The first shift, the new global partnership itself, involves fostering a spirit of solidarity, cooperation, and mutual accountability. There is also a call for ensuring that everyone reaps the benefits of universal human rights and basic economic opportunities; making sustainable development central; transforming economies for jobs and growth and building peace and accountable institutions.
Launching the report Mr Ban stressed its major significance. “We are at the beginning of an historic journey,” he said. “The post-2015 process is a chance to usher in a new era in international development—one that will eradicate extreme poverty and lead us to a world of prosperity, sustainability, equity and dignity for all.”
The UN Secretary-General also maintained that in championing the need for building institutions that are “honest, accountable and responsive to people’s needs” the report is achieving a key aim of filling in key gaps in the MDG process.
A new global partnership sets out 12 tentative goals to help focus and mobilize global and national efforts, providing a “rallying cry”. These goals are set to be “debated, discussed and improved” in the coming year and a half, the report contends.

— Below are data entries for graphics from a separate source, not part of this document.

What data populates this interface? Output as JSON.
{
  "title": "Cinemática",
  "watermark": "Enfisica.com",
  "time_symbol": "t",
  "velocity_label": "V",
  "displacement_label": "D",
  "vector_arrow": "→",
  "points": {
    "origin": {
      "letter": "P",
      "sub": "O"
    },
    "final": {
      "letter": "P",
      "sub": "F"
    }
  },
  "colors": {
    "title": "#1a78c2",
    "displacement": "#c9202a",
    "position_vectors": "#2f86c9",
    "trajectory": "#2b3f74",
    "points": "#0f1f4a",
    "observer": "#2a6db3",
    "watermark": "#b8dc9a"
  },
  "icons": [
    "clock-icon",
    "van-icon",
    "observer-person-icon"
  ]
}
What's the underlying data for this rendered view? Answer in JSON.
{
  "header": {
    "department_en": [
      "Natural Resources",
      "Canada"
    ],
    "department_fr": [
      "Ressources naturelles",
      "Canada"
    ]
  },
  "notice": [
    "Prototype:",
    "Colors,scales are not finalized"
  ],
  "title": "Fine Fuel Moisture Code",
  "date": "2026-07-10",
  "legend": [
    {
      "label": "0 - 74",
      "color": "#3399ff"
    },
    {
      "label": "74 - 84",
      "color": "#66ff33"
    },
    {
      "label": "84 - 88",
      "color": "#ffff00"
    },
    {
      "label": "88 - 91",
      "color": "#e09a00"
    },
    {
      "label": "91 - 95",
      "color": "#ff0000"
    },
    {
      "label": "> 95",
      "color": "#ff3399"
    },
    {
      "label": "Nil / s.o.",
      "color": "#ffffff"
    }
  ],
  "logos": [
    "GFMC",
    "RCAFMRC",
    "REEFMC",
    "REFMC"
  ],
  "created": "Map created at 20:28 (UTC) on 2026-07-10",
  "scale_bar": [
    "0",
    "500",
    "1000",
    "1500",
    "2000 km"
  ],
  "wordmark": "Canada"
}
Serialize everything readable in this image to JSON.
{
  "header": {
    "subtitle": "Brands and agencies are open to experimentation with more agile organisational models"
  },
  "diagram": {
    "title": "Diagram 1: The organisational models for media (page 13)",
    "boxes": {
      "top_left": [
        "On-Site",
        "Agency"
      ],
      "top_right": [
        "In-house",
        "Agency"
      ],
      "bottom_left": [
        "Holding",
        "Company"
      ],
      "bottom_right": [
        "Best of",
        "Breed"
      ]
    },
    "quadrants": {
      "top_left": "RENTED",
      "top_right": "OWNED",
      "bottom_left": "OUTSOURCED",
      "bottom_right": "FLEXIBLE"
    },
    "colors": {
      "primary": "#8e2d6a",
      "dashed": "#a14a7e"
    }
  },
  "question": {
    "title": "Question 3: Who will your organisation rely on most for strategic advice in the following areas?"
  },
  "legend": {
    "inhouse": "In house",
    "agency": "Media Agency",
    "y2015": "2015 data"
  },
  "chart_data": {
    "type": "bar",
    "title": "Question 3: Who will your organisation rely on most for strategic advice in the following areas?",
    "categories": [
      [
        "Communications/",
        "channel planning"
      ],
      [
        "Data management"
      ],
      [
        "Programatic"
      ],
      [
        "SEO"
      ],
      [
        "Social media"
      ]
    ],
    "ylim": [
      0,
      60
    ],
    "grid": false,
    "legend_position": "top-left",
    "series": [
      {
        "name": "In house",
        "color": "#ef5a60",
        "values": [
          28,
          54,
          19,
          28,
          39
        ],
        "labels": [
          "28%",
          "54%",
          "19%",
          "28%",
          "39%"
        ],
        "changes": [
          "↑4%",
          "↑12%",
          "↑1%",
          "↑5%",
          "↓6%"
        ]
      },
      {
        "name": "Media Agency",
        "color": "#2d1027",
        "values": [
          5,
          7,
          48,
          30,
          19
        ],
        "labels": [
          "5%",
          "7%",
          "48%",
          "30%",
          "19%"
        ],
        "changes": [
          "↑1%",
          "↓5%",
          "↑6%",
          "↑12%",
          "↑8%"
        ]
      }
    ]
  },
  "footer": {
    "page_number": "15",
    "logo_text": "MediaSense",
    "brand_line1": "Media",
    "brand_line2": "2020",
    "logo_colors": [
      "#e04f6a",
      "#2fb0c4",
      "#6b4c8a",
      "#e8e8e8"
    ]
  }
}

They include empowering women and girls; providing quality education; ensuring food security and good nutrition; achieving universal access to water and sanitation; creating jobs, sustainable livelihoods and equitable growth; and ensuring healthy lives.
In terms of the last, as with the MDGs, the goals emerging from the report seek to reduce the burden of HIV, tuberculosis, malaria and neglected tropical diseases, as well as decreasing maternal mortality and ensuring universal sexual and reproductive health rights. It is widely acknowledged that without addressing the often devastating impact of diseases such as HIV, economic and social development will stall or even regress.
According to the UN Secretary-General, the report provides a catalyst for greater discussion of these “important and ambitious concepts” and developing a new framework to build on the MDGs and really “make a difference for future generations to come.”
The panel which compiled A new global partnership: eradicate poverty and transform economies through sustainable development was co-chaired by President Susilo Bambang Yudhoyono of Indonesia, President Ellen Johnson Sirleaf of Liberia and the United Kingdom’s Prime Minister David Cameron.